De rechtbank heeft de uitspraak van de inspecteur vernietigd, de naheffingsaanslag en de rentebeschikking vernietigd, en verweerder veroordeeld in de proceskosten van eiseres. De rechtbank heeft geoordeeld dat eiseres recht heeft op dezelfde behandeling als de andere franchisenemer, en dat de inspecteur niet heeft aangetoond dat er een rechtvaardiging was voor de ongelijke behandeling. De uitspraak is openbaar uitgesproken en partijen hebben de mogelijkheid om binnen zes weken hoger beroep in te stellen bij het gerechtshof Den Haag.

Uitspraak

Rechtbank DEN HAAG
Team belastingrecht
zaaknummer: SGR 20/5657

proces-verbaal van de mondelinge uitspraak van de enkelvoudige kamer van23 juni 2021 in de zaak tussen

[eiseres] , wonende te [woonplaats] , eiseres(gemachtigde: mr.

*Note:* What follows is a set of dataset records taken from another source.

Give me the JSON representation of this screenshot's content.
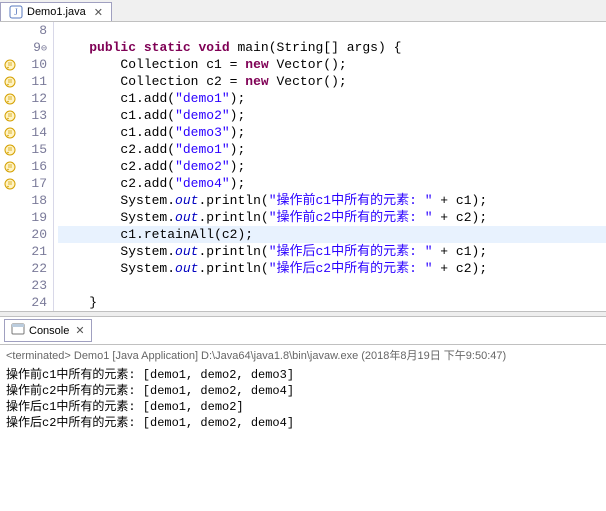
{
  "tab": {
    "filename": "Demo1.java"
  },
  "editor": {
    "lines": [
      {
        "num": 8,
        "icon": "",
        "fold": "",
        "hl": false
      },
      {
        "num": 9,
        "icon": "",
        "fold": "⊖",
        "hl": false
      },
      {
        "num": 10,
        "icon": "warn",
        "fold": "",
        "hl": false
      },
      {
        "num": 11,
        "icon": "warn",
        "fold": "",
        "hl": false
      },
      {
        "num": 12,
        "icon": "warn",
        "fold": "",
        "hl": false
      },
      {
        "num": 13,
        "icon": "warn",
        "fold": "",
        "hl": false
      },
      {
        "num": 14,
        "icon": "warn",
        "fold": "",
        "hl": false
      },
      {
        "num": 15,
        "icon": "warn",
        "fold": "",
        "hl": false
      },
      {
        "num": 16,
        "icon": "warn",
        "fold": "",
        "hl": false
      },
      {
        "num": 17,
        "icon": "warn",
        "fold": "",
        "hl": false
      },
      {
        "num": 18,
        "icon": "",
        "fold": "",
        "hl": false
      },
      {
        "num": 19,
        "icon": "",
        "fold": "",
        "hl": false
      },
      {
        "num": 20,
        "icon": "",
        "fold": "",
        "hl": true
      },
      {
        "num": 21,
        "icon": "",
        "fold": "",
        "hl": false
      },
      {
        "num": 22,
        "icon": "",
        "fold": "",
        "hl": false
      },
      {
        "num": 23,
        "icon": "",
        "fold": "",
        "hl": false
      },
      {
        "num": 24,
        "icon": "",
        "fold": "",
        "hl": false
      }
    ],
    "tokens": {
      "kw_public": "public",
      "kw_static": "static",
      "kw_void": "void",
      "kw_new": "new",
      "id_main": "main",
      "ty_String": "String",
      "id_args": "args",
      "ty_Collection": "Collection",
      "ty_Vector": "Vector",
      "id_c1": "c1",
      "id_c2": "c2",
      "m_add": "add",
      "m_retainAll": "retainAll",
      "m_println": "println",
      "id_System": "System",
      "f_out": "out",
      "s_demo1": "\"demo1\"",
      "s_demo2": "\"demo2\"",
      "s_demo3": "\"demo3\"",
      "s_demo4": "\"demo4\"",
      "s_pre_c1": "\"操作前c1中所有的元素: \"",
      "s_pre_c2": "\"操作前c2中所有的元素: \"",
      "s_post_c1": "\"操作后c1中所有的元素: \"",
      "s_post_c2": "\"操作后c2中所有的元素: \""
    }
  },
  "console": {
    "title": "Console",
    "terminated": "<terminated> Demo1 [Java Application] D:\\Java64\\java1.8\\bin\\javaw.exe (2018年8月19日 下午9:50:47)",
    "output": [
      "操作前c1中所有的元素: [demo1, demo2, demo3]",
      "操作前c2中所有的元素: [demo1, demo2, demo4]",
      "操作后c1中所有的元素: [demo1, demo2]",
      "操作后c2中所有的元素: [demo1, demo2, demo4]"
    ]
  }
}
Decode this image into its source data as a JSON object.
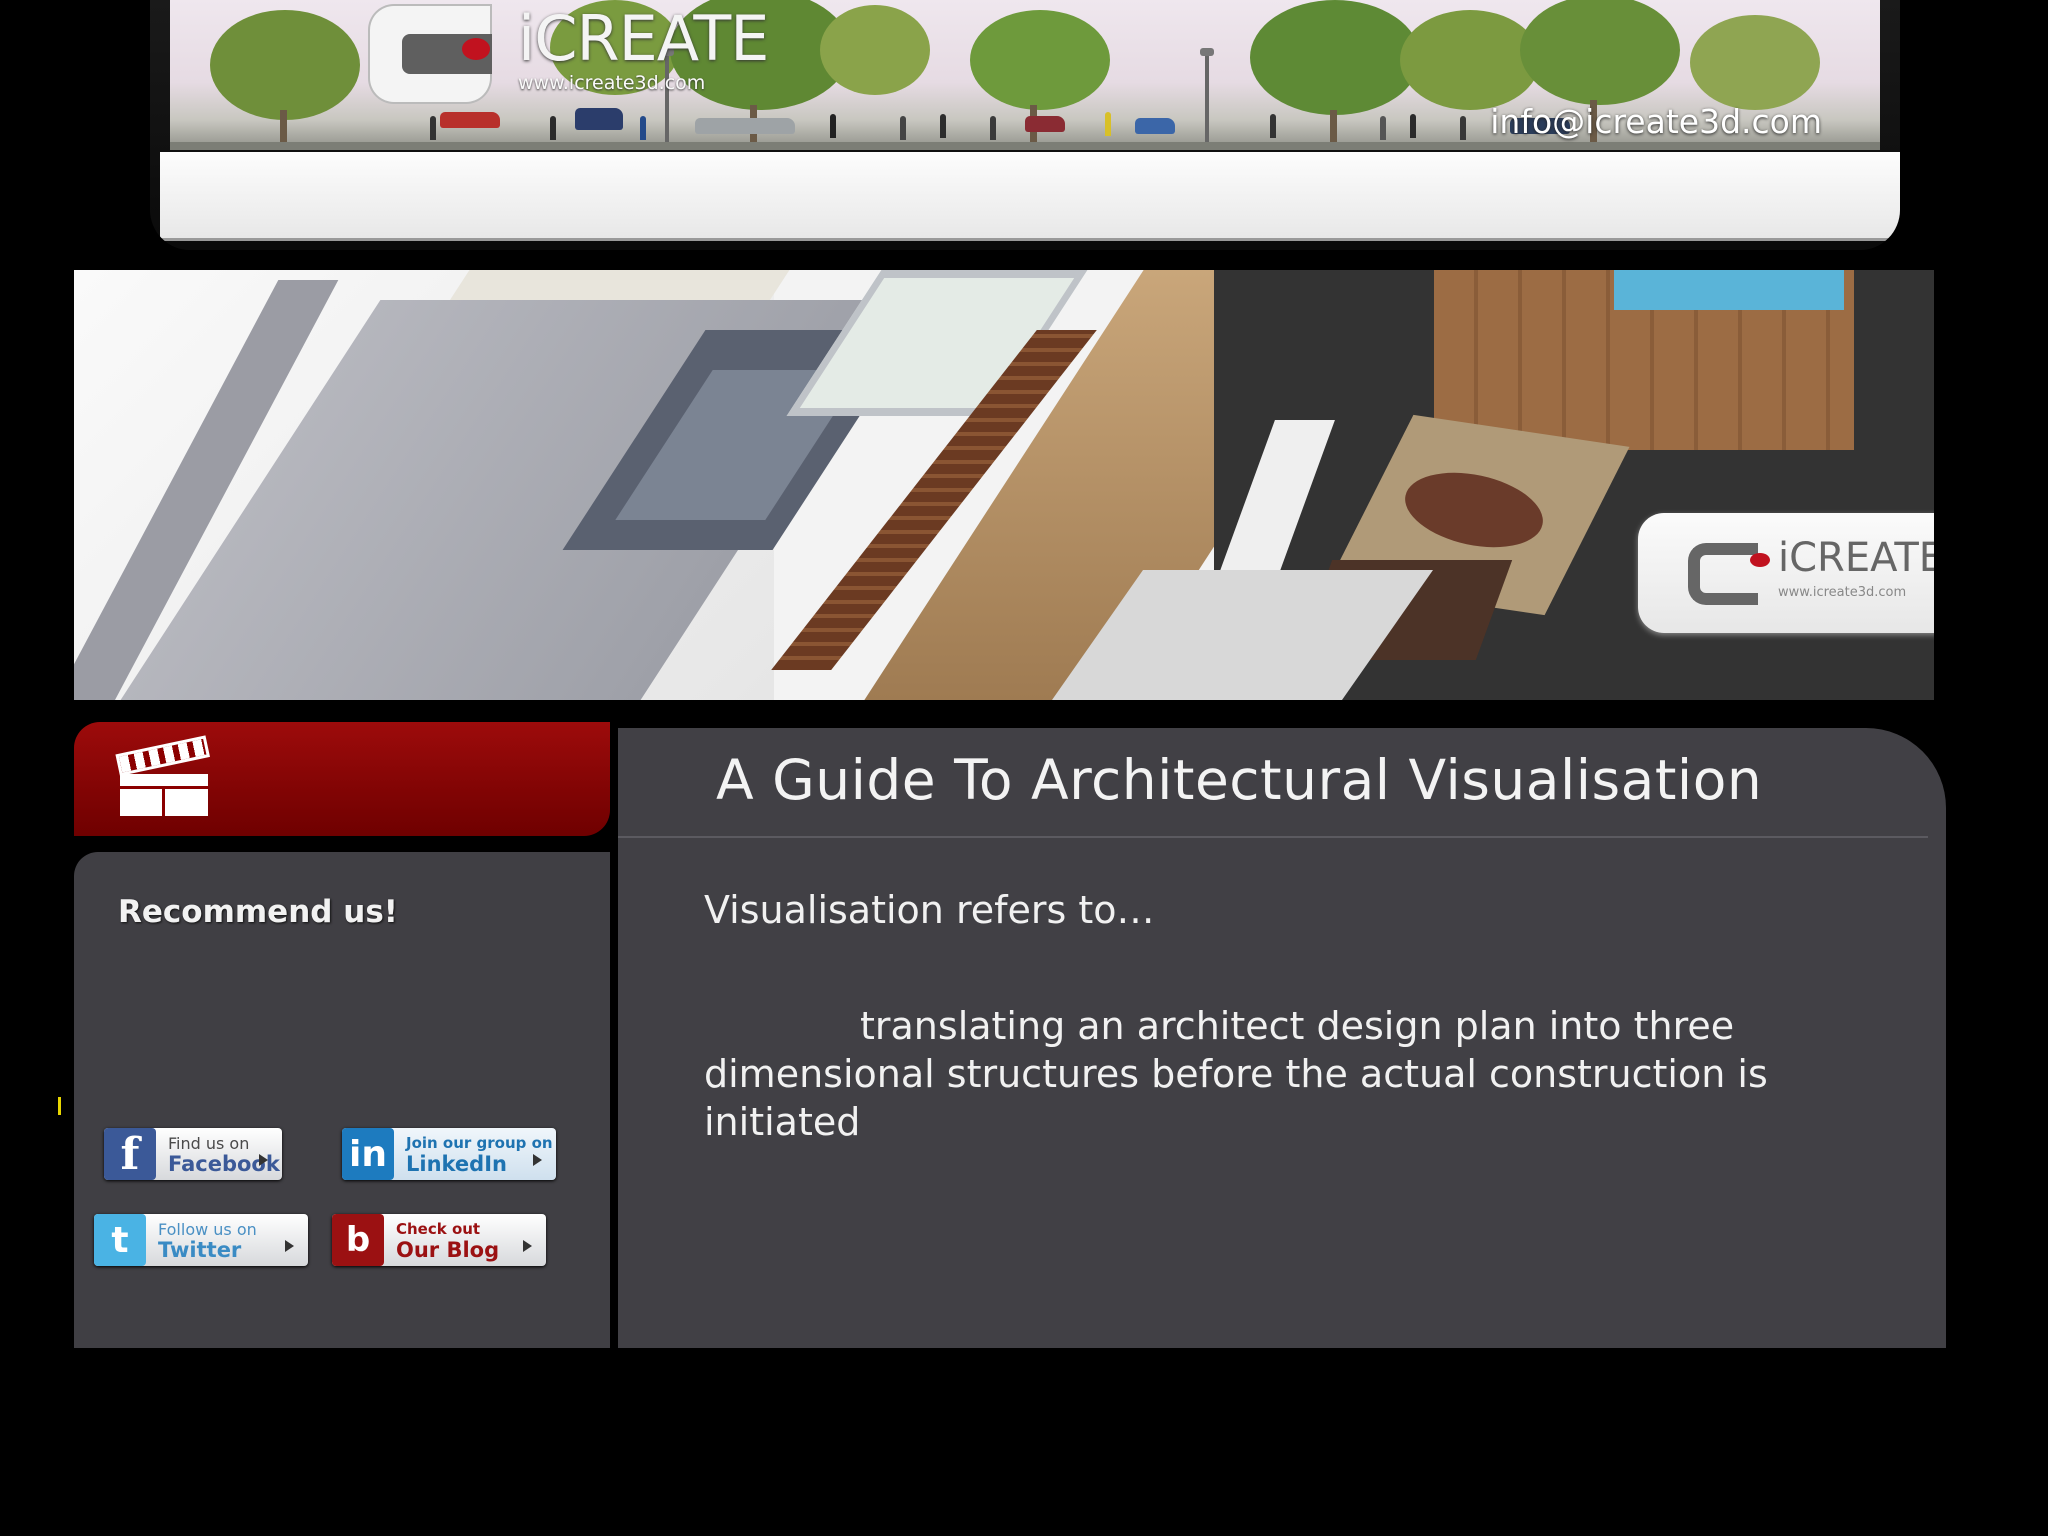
{
  "header": {
    "logo_text": "iCREATE",
    "logo_url": "www.icreate3d.com",
    "email": "info@icreate3d.com"
  },
  "banner": {
    "logo_text": "iCREATE",
    "logo_url": "www.icreate3d.com"
  },
  "sidebar": {
    "recommend_title": "Recommend us!",
    "social": [
      {
        "small": "Find us on",
        "big": "Facebook",
        "icon": "facebook-icon",
        "color": "#3b5998"
      },
      {
        "small": "Join our group on",
        "big": "LinkedIn",
        "icon": "linkedin-icon",
        "color": "#1d7bbf"
      },
      {
        "small": "Follow us on",
        "big": "Twitter",
        "icon": "twitter-icon",
        "color": "#4ab3e4"
      },
      {
        "small": "Check out",
        "big": "Our Blog",
        "icon": "blog-icon",
        "color": "#9b1112"
      }
    ]
  },
  "main": {
    "title": "A Guide To Architectural Visualisation",
    "intro": "Visualisation refers to…",
    "body": "translating an architect design plan into three dimensional structures before  the actual construction is initiated"
  },
  "colors": {
    "accent_red": "#8b0000",
    "panel": "#414045",
    "background": "#000000"
  }
}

L.F. Delfgaauw),

en

de inspecteur van de Belastingdienst, verweerder.

De bestreden uitspraak op bezwaar

De uitspraak van verweerder van 16 januari 2020 op het bezwaar van eiseres tegen de naheffingsaanslag omzetbelasting over het tijdvak 1 januari 2015 tot en met 31 januari 2015 en de daarbij in rekening gebrachte belastingrente.
Eiseres heeft tegen de bestreden uitspraak op bezwaar beroep ingesteld bij rechtbank Zeeland-West-Brabant. Rechtbank Zeeland-West-Brabant heeft de zaak voor verdere behandeling en beslissing verwezen naar rechtbank Den Haag.

Zitting

Het onderzoek ter zitting heeft plaatsgevonden op 9 juni 2021.
Eiseres is verschenen, bijgestaan door haar gemachtigde. Namens verweerder zijn
[A] en mr. [B] verschenen.

Beslissing

De rechtbank:
  • verklaart het beroep gegrond;
  • vernietigt de uitspraak op bezwaar;
  • vernietigt de naheffingsaanslag en de daarbij gegeven rentebeschikking;
  • veroordeelt verweerder in de proceskosten van eiseres tot een bedrag van € 1.068;
  • draagt verweerder op het betaalde griffierecht van € 178 aan eiseres te vergoeden.

Overwegingen

1. Eiseres dreef tot 28 december 2015 als franchisenemer een vestiging van [B.V. 1] B.V. ( [B.V. 1] ) in Veghel.
2. [B.V. 1] factureerde leveringen van goederen en diensten aan eiseres in het kader van de franchising. De vorderingen van [B.V. 1] op eiseres uit hoofde van die leveringen zijn gaan behoren tot het vermogen van [B.V. 2] B.V. ( [B.V. 2] ).
3. In het kader van het afwikkelen van de franchisesamenwerking heeft eiseres een koopovereenkomst en vaststellingsovereenkomst gesloten met respectievelijk [B.V. 1] -Shop B.V. en [B.V. 1] .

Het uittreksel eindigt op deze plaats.